General cleanliness is of course important so if your chickens scratch around in their own droppings, you should be thinking about cleaning them up, rather than hitting them with a regular dose of chemicals.

Bad Infestations

If you have a bad infestation of worms, you do need to keep in mind that eggs deposited on the ground will re-infect your birds and it is necessary to repeat the treatment before the eggs hatch and grow into adult worms to lay more eggs. This takes 3 weeks for most common worms carried by chickens so I would re-treat after 3 weeks if I suspect a particularly bad case of worms.

Where external parasites are found on the bird (such as Northern fowl mite or lice) a systemic wormer / pour on product containing Ivermectin is useful. This kills a more limited range of worms. Victoria Roberts Diseases’s of Free Range Poultry says it excludes tapeworm and fluke, but these are less common in chickens. It isn’t licence for use on poultry so you would need to go to your vet for their advice.

Please remember this should not replace the advice of a qualified veterinarian who can advise you about worming.

Do you have any advice on worming? Please leave me a comment below.

126 Comments

  1. can you please tell me what age chickens can be wormed from. At the moment I am fostering a mother and 3 chicks which are 2 weeks old. Mum I know has never been wormed, is it safe to worm her as well as the chicks or should I keep them away from the food.
    Many thanks

    • I would worm her and leave the chicks for now until they are a little older. There doesn’t seem to be an age restriction but it would seem common sense to wait a little while longer whilst chicks are still building up immunity and growing.

  2. Hi there I’m finding your website really good as I’m collecting my first girls on Sat soooooo excited!!!
    Just one question is it safe for my dogs to eat the chicken poo? (I’m going to try and clear up the poo daily from the grass but my dogs eat poo and they are not fussy who’s gross!!!!) I’m worried especially when I’m working the girls if its safe for the dogs????
    Thank you?

    • Umm I wouldn’t think it would be a problem. I’ve not seen dogs do this before with chickens. Maybe you should be careful if ever your chickens go onto any medication or are being wormed but at other times, a cereal and vegetable based diet shouldn’t cause them too many problems I would think.

    • Old books would advise garlic for worming – but they had nothing else then.

      I believe it makes the gut an unpleasant place for worms but won’t rid them completely of worms.
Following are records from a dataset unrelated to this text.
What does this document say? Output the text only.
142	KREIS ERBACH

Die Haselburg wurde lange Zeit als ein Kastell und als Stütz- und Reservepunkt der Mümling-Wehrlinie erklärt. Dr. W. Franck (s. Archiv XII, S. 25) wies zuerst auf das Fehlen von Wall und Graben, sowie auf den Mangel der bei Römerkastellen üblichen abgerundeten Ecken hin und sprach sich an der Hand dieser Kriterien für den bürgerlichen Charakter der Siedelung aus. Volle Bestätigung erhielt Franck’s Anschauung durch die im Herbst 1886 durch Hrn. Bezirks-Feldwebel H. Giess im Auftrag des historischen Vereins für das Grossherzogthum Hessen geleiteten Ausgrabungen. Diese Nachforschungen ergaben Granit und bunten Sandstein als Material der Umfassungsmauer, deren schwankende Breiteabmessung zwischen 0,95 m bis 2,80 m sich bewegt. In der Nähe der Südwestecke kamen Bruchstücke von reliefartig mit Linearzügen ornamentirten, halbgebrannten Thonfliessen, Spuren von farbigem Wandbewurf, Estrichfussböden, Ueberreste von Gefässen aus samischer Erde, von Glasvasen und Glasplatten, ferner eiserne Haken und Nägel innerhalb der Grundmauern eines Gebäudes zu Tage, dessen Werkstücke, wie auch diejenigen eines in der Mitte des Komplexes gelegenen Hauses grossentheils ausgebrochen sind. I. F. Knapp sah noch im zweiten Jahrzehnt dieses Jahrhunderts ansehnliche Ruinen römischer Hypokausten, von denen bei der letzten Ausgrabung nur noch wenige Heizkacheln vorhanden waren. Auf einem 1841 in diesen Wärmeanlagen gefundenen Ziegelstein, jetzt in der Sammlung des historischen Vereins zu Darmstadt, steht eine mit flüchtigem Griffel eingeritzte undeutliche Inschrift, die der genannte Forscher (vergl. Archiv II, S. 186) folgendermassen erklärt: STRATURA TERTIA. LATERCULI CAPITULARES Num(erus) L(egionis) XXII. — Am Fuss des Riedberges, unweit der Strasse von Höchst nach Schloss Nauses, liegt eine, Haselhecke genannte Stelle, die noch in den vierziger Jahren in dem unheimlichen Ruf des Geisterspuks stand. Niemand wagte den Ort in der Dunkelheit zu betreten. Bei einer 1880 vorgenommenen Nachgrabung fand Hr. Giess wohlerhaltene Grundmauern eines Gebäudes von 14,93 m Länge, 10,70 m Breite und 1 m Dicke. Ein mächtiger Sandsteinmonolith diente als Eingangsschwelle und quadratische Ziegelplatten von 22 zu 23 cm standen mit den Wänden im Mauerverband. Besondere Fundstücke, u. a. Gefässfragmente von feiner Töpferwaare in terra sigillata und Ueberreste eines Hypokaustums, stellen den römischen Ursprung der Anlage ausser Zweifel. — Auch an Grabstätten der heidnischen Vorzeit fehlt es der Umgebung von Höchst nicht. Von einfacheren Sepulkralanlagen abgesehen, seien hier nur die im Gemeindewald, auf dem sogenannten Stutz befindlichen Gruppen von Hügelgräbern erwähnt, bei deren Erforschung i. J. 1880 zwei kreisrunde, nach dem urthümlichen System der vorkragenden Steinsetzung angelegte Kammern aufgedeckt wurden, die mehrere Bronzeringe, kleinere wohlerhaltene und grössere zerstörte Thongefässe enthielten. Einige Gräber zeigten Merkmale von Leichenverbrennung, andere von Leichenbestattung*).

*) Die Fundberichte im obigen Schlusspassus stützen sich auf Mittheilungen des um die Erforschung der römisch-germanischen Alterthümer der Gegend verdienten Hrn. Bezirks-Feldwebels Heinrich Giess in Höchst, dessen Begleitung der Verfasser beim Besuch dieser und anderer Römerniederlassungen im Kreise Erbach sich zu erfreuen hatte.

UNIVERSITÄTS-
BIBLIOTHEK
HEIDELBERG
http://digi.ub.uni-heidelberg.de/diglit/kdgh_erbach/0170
If you want to try it then the thing to do is to use it in conjunction with a worm testing kit like this one

  3. Could you help, I’m a bit thick, or its the advice on the Flubenvet. I can’t make head or tail of, I just want to worm my cockerel, but it doesn’t say how much for a single bird?

    • The advice is the same for one or many birds – you need to feed Flubenvet mixed with their layers pellets for 7 days at the rate on the pack.

      So if you have lots of birds, you’ll need to mix up enough food for them all, for the week. If you have one cockerel, then you’ll only need as much as he eats.

      If you want to be accurate and not have any waste then you could measure how much he eats in a week and then mix up only this amount.

      For my birds I tend to use the pre-mixed sacks now, it’s far easier than mixing

  4. I am just about to worm my 4 girls who have full free range in the garden.
    If I use Flubenvet premixed layers pellets does that mean that I have to lock them in their run for 7 days so they eat only the pellets?

    • If they are eating enough of their pellets then no. If they are getting most of their nutrition from outside (which is unlikely) then you would need to restrict them so that they were eating mostly the medicated feed.